Presents - Midnight in Paris


Synopsis

Successful Hollywood screenplay writer Gil Pender is spending vacation in Paris with his fiancée Inez and her parents since his future father-in-law is on a business trip. Gil is an aspiring novelist that loves Paris, and dreams of living in the city after getting married with Inez. Furthermore, the romantic Gil believes that the golden age of Paris was in the 1920s and he loves to walk through the streets of the city. When Inez meets her former boyfriend, the pseudo-intellectual Paul, with his girlfriend Carol, they spend some time together visiting tourist attractions. In the night, they drink wine at a party and Paul invites the couple to go dancing with Carol and him. However, Gil prefers to return walking alone to the hotel.
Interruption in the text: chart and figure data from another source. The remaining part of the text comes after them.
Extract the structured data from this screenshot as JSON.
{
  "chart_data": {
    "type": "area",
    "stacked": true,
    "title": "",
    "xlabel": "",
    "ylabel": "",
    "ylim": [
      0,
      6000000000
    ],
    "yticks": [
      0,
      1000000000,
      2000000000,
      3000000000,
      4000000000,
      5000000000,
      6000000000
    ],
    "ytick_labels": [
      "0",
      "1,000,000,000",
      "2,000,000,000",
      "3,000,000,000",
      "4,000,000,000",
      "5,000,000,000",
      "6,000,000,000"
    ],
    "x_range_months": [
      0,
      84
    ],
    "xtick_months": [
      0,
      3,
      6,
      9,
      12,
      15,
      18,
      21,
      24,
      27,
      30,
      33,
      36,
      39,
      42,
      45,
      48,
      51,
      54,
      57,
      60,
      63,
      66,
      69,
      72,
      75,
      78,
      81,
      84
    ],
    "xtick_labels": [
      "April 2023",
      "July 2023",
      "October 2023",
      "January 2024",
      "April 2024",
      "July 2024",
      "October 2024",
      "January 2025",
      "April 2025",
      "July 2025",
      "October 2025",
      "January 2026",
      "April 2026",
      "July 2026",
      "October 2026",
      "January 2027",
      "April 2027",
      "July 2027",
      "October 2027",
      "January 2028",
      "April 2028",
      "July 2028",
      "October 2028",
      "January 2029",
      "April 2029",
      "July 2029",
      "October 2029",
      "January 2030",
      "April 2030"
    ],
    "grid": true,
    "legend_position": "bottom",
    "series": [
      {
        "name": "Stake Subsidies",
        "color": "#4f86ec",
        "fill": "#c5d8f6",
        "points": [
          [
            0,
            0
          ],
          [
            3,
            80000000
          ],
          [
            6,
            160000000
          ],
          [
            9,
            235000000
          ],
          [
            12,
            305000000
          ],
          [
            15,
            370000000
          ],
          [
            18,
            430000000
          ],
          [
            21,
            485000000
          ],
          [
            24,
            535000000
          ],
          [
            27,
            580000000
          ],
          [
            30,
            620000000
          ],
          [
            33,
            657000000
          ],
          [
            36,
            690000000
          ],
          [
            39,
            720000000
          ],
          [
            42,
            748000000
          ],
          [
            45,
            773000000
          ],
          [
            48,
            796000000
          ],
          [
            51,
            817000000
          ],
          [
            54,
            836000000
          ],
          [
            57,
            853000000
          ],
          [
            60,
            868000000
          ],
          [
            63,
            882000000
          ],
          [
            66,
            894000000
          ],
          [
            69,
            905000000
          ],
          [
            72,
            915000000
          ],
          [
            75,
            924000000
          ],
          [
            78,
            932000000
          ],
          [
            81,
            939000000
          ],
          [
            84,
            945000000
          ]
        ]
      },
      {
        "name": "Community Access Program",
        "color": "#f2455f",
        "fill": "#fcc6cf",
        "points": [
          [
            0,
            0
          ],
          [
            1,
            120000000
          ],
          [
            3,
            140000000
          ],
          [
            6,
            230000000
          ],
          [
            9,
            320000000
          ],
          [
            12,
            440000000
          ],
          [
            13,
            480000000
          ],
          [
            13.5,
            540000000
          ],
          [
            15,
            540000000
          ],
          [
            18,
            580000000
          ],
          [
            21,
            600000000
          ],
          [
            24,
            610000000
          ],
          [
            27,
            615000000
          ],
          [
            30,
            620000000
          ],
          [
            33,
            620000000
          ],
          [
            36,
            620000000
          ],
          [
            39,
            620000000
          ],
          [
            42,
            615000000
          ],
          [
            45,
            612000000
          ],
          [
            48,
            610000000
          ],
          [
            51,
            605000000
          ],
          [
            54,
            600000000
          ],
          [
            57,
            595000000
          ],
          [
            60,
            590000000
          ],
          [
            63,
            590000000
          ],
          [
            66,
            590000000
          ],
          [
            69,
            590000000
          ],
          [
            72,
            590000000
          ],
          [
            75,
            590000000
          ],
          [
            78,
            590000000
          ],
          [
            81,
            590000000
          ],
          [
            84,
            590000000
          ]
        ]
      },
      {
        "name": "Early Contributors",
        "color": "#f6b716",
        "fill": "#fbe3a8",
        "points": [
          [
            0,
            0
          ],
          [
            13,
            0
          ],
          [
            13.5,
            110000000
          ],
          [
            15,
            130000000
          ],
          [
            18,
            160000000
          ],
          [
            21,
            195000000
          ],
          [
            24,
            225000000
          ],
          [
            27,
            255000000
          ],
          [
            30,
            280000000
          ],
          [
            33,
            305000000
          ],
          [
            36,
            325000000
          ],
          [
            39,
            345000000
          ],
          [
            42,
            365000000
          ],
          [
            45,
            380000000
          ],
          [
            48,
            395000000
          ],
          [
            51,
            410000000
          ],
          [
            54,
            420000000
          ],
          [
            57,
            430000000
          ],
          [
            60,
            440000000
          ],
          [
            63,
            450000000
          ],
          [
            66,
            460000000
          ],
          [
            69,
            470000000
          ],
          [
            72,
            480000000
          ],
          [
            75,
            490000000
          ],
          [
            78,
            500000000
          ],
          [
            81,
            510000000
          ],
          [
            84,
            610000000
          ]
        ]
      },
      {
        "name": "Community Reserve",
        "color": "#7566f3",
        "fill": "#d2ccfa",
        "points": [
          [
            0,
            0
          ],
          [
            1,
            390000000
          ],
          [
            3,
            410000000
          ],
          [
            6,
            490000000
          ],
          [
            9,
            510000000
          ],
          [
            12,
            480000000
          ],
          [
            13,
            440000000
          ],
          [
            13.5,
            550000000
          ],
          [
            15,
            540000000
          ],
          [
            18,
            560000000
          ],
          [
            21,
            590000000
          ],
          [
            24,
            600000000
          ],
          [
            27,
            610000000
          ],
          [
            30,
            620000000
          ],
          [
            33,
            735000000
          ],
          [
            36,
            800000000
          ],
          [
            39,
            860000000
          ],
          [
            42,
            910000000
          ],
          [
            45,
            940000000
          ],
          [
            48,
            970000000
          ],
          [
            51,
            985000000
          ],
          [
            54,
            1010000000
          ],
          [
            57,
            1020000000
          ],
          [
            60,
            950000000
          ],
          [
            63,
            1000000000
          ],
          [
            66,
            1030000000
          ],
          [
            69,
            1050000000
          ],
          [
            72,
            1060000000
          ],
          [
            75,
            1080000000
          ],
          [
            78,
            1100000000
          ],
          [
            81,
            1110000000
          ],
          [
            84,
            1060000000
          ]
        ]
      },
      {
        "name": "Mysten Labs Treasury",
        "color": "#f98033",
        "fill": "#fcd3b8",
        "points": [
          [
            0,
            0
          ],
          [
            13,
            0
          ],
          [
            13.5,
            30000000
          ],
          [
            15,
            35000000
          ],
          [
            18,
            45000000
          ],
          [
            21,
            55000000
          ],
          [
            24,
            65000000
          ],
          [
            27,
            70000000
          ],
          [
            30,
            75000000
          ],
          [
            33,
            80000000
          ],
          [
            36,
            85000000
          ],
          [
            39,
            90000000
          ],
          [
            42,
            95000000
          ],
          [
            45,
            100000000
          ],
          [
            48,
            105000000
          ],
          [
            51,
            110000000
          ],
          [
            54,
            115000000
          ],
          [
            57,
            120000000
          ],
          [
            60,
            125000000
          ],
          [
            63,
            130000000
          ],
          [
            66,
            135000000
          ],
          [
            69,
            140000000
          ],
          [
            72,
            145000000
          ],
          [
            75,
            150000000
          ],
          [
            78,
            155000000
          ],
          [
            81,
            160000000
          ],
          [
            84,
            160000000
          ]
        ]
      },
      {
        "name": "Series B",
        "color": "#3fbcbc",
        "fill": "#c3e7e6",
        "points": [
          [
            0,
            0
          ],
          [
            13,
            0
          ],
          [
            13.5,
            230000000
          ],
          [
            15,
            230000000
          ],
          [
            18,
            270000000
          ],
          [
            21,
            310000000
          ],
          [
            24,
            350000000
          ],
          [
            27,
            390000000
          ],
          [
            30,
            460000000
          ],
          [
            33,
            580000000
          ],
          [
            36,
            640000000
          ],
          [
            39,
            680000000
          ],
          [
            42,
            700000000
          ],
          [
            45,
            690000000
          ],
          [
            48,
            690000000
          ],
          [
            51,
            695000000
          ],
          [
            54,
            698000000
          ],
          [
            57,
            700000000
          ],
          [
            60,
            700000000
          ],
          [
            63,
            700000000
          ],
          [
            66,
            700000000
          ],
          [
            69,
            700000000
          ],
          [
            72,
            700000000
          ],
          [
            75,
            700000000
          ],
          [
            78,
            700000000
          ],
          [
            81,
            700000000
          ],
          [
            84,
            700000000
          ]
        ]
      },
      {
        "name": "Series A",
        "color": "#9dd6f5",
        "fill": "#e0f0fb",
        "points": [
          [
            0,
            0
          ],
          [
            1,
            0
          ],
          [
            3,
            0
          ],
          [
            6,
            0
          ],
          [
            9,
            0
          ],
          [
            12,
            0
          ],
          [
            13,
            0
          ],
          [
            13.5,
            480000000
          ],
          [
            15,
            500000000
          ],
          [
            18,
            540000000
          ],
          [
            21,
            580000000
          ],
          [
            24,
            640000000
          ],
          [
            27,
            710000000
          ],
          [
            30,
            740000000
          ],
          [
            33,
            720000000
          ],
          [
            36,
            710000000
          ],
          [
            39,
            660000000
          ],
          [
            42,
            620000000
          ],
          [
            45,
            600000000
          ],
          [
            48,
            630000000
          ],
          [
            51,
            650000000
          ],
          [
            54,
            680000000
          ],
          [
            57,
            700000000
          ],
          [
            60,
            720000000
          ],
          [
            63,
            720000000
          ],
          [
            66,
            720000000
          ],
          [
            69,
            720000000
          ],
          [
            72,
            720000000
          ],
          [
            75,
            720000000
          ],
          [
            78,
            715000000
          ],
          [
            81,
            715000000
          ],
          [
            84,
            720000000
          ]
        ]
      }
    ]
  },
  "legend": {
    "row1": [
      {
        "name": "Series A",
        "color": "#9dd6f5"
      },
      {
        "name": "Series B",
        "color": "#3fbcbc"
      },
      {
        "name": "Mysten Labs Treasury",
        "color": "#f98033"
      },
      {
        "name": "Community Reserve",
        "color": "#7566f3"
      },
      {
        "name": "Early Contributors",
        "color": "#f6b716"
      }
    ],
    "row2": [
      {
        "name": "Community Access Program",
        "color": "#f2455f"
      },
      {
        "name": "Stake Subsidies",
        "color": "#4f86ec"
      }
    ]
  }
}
At midnight, an old car stops and the passengers invite him to go a party and sooner he realizes that he is back to the 20's, where he meets his favourite writers, musicians and artists and lives his dream.



Reviews

Midnight in Paris is a loving embrace of the city, of art and of life itself.
Tom Long  June 10, 2011


There is breezy comedy to be made of a YouTube-age writer meeting the icons and idols of a bygone, classical era, but Allen goes deeper, expanding on his time-travel device to make unexpected and unexpectedly generous observations.  
Gary Thompson  June 3, 2011

The blend of charm, magic, wit, and characterization come together to make this an engaging and intellectually stimulating experience. This is a great film and one of the best of the year thus far.
Jeff Beck  September 20, 2012


Awards

Best Screenplay - Woody Allen - 2011 Hollywood Foreign Press Association
Best Original Screenplay - Woody Allen - 2011 Academy of Motion Picture Arts and Sciences
Top Ten Film of the Year - 2011 New York Film Critics Online



Trivia

Woody Allen stayed at the Hotel Le Bristol during filming - the same hotel where characters Inez and Gil stay. 

When Woody Allen had enough budget to shoot the movie in 2006, he contacted his preferred cast but many were working on different projects and couldn't commit. When Owen Wilson's name came up for the leading role, Allen rewrote the character to fit. 

Woody Allen won a Best Original Screenplay Academy Award for this film. The Oscar was Allen's fourth and the first he had won since Hannah and Her Sisters twenty-five years earlier. Allen received two Oscar nominations for this movie, the other being for Best Director, them being his 22nd and 23rd nominations. 

With four nominations (Best Picture, Best Director, Best Art Direction and Best Original Screenplay), this picture is the most Oscar nominated Woody Allen film since Bullets Over Broadway which got seven Oscar nominations.